I believe one of the secrets of staying “open” is not taking ourselves too seriously…being able to have a good laugh, and appreciate what Stephen Hawking said even more…”The universe just IS”. Understanding the universe might bring some kind of personal satisfaction and lead to a great technology, but so what? In the end, those things exist somewhere in the manifold anyway. I don’t think these great scientific triumphs are any more cosmologically significant than the first reproducing organism, or the first organic molecule. When we measure anything, the units we select and what we observe are in a sense arbitrary- related only to the way the universe is observed from an assigned or selected frame.
I don’t doubt you for a minute when you observe that there seems to be something very special about time as opposed to the other spatial dimensions. I think however that the fact that treating time as spacelike in GR gives precise solutions IS significant. If time, as stange as it seems to us, really had a different “essence” we would logically expect that using time as a simple spacelike dimension in GR would affect the predictive capacity of the concept- and it does not.
Relativity is totally incredible…
Sam,
The point I’ve been making is that time is a consequence of motion, rather than the basis for it. Yes, the relationship is mathematically precise, but than so is the relationship between temperature and volume space, but we don’t argue temperature is an additional parameter of volume space, as we argue that time is an additional dimension of distance space.
The difference between viewing time as a consequence of motion, rather than the basis for it is that as motion forms specific configurations, it then changes to new configurations. So to the extent that reality would simply be energy defining space, the events being created go from future potential to past circumstance. Therefore, as a measure and description of motion, rather than the basis for it, the series of events called time actually goes future to past, as the physical reality goes the other way, from past events to future ones.
As I’ve pointed out, this affects various conundrums from Zeno’s Paradox to the Uncertainty Principle, since it would be meaningless to describe the present as a point because this would be equivalent to a temperature of absolute zero and reality would cease to exist.
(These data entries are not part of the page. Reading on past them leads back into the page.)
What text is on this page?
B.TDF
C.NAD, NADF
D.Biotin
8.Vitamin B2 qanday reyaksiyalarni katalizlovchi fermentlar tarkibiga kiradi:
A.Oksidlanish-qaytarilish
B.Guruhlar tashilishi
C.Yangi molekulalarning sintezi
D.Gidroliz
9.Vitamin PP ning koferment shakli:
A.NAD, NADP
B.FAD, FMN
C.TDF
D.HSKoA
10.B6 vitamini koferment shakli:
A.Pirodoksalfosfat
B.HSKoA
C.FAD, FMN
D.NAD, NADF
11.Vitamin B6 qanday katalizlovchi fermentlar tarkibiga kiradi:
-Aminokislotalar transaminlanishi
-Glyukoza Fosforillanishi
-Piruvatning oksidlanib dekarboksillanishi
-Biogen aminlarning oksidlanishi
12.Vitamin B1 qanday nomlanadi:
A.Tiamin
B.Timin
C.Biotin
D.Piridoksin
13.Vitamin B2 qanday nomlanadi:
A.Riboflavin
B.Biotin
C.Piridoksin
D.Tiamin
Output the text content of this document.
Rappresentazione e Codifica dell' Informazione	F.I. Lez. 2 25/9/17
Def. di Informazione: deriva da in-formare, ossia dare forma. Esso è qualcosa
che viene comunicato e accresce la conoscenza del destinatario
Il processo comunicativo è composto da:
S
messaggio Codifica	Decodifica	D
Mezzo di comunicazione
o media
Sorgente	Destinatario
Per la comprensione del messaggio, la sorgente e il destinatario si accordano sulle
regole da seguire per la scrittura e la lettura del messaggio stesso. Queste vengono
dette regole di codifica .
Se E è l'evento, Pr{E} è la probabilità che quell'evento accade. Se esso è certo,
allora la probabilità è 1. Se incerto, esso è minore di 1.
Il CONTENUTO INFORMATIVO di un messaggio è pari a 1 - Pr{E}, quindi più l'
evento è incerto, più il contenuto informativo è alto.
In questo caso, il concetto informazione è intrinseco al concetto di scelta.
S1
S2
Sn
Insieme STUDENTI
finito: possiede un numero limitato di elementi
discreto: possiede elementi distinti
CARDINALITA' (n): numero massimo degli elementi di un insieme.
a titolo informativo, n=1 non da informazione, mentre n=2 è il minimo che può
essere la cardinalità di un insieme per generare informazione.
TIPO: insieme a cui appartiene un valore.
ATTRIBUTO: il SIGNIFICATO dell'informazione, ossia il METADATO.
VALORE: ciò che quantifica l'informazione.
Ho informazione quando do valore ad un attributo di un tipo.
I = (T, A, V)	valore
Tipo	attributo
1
Just as the water goes downhill and the waterfall goes uphill, to the hands of the clock, it is the face that is going counterclockwise, from future to past. As the earth and sun go from past days to future ones, these days go from being in the future to being in the past. Even a vibrating string goes from past vibrations to future ones, as these vibrations which define it go from being in the future to being in the past. Energy goes past to future, as the information defining it goes from future to past.
Hi John,
I wanted to tell you I have to have the second spinal operation in six months (for a thoracic disc herniation I got doing heavy lifting overseas) later this week.
So, I’ll look in on the blog as I can, but my participation will be more “off and on” for a while. I find participation on Sean’s blog to be very informative, interesting and a real pleasure!
Best, Sam
Sam,
I hope all goes well. Good luck with the operation.
Indeed, best of luck Sam. May you return to us in good health.